Alle istituzioni chiedo di sostenere la viabilità e i trasporti, che a Bologna sono molto deficitari. Occorre che esse s’impegnino a dar vita a zone industriali dedicate, ad allentare i pesi burocratici, a promuovere una cultura favorevole alle imprese: occorrerebbe una formazione meno qualunquista. Non spetta all’impresa intervenire nei servizi sociali a favore della collettività, ma è compito delle istituzioni tramite un welfare attento ed ecosostenibile. Compito dell’impresa è sviluppare il proprio progetto e la qualità dei propri prodotti, consolidare la propria squadra, avere come obiettivo quello di crescere e di espandersi. Compito dell’impresa è che da impresa nasca impresa: ciascun lavoratore che ha scelto l’impresa in cui lavorare può diventare egli stesso imprenditore. Se diamo molte opportunità di fare impresa, come accadeva negli anni settanta in Italia, dai capofficina nasceranno altre imprese e nuova linfa vitale per l’avvenire del Paese. L’impresa costruisce ricchezza perché costringe a sviluppare nuove aree della città, in cui diventano necessarie viabilità e infrastrutture efficienti, in modo che tutti i cittadini possano beneficiarne. L’impresa offre servizi nuovi e incentiva anche i servizi dei professionisti, consolida il tessuto sociale e la sicurezza del lavoro. Ma fare impresa è anche offrire dispositivi intellettuali a sé e ai propri collaboratori, anche perché, senza l’apporto dell’impresa, come potremmo finanziare opere culturali e programmi sportivi, sanità e tempo libero? Guardiamo, per esempio, cos’ha potuto fare una grande impresa di Bologna, che ha costruito un reparto oncologico del Policlinico Sant’Orsola e gli Hospice Seràgnoli di cui oggi beneficia la collettività.

Il nostro settore, il siderurgico, è essenziale alla città. Senza acciaio non c’è edilizia, non c’è meccanica, non c’è auto, non c’è trasporto, non c’è mobilità, non c’è neanche ecologia, perché l’ecologia si fa con le fonti energetiche alternative, in cui l’acciaio e i prodotti metallurgici sono alla base: nei pannelli c’è l’alluminio e nelle pale eoliche c’è un motore. Quindi, la solidità produttiva di questo settore è la garanzia di sviluppo dell’intera civiltà. Oggi ci sono esempi di industrie siderurgiche nel mondo, come Uddeholm, che redigono un capitolato di sostenibilità ambientale e che hanno costruito la sede dell’acciaieria immersa in aree fra laghi e foreste, grazie a un approccio dell’impresa rispettoso dell’ambiente.
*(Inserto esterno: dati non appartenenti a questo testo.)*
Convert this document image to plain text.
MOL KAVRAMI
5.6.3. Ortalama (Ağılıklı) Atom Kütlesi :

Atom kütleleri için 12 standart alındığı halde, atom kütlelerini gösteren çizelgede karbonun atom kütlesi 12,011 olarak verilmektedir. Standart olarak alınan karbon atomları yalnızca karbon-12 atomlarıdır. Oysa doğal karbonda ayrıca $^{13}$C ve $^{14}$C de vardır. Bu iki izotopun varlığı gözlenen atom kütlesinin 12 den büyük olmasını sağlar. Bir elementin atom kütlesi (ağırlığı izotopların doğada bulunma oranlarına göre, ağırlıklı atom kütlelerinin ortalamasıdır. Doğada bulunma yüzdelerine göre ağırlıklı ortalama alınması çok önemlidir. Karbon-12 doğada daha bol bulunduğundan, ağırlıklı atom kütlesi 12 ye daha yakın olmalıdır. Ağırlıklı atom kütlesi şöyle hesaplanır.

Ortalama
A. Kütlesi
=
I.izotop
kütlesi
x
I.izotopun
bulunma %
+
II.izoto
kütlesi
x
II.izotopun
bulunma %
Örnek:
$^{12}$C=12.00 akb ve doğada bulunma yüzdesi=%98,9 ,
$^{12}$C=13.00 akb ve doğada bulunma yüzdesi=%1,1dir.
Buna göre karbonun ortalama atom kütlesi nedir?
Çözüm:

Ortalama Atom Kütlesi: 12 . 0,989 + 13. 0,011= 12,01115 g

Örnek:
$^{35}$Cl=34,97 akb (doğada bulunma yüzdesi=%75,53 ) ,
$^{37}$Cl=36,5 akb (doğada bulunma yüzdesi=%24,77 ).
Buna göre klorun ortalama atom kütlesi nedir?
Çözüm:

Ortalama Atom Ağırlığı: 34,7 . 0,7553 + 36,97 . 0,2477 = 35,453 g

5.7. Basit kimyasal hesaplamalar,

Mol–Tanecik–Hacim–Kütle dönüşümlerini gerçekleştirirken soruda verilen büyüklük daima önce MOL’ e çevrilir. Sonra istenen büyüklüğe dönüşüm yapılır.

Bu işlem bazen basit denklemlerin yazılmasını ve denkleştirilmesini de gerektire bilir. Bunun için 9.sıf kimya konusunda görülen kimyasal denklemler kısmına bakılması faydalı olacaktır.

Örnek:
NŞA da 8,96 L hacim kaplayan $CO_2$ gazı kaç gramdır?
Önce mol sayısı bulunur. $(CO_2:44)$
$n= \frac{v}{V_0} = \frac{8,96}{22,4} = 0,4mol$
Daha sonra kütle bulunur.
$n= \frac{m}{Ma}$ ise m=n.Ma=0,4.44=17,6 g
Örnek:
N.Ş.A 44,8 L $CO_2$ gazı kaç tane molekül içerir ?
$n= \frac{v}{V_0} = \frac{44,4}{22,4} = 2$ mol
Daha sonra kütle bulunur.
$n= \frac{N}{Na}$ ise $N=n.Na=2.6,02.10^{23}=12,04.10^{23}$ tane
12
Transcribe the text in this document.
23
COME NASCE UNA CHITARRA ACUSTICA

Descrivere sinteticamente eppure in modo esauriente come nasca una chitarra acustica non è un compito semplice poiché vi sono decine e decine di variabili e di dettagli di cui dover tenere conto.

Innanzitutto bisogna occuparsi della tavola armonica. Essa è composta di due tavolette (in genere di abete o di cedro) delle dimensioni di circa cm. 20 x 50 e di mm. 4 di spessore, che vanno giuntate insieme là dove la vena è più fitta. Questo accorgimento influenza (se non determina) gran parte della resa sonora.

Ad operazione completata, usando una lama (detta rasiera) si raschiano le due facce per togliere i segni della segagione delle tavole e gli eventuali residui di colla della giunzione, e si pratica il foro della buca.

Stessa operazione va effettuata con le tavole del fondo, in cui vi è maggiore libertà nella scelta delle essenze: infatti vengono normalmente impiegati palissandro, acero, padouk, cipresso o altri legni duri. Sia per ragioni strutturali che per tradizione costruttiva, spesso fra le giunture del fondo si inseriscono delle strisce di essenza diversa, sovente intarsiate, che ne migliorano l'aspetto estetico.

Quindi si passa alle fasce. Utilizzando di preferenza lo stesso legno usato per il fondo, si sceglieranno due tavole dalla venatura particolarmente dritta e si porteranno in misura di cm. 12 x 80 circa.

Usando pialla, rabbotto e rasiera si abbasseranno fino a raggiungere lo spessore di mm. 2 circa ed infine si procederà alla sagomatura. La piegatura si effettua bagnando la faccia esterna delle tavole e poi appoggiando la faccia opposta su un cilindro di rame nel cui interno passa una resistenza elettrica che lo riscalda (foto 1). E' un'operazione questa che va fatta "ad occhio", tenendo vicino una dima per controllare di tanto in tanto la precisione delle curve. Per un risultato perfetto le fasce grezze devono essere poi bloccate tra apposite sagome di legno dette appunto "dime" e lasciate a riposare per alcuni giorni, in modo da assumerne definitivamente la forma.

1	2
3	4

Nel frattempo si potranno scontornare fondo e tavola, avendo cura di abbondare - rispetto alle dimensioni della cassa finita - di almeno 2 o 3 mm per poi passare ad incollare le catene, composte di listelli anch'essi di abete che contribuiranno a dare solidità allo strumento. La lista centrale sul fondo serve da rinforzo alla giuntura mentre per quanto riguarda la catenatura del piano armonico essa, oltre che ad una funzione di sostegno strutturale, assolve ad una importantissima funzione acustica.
Non si può dare un avvenire alle prossime generazioni basandosi solo su slogan, come “riprendiamoci il gusto del futuro” o “non è un Paese per giovani”, perché questi potrebbero essere la premessa di “una decrescita pochissimo felice”, come scrive Ichino a pagina 154 del suo libro. Auspico invece che tutte le forze positive di questo bellissimo Paese, comprese quelle sindacali, siano rivolte a costruire con l’impresa e con l’imprenditore un rapporto di fiducia.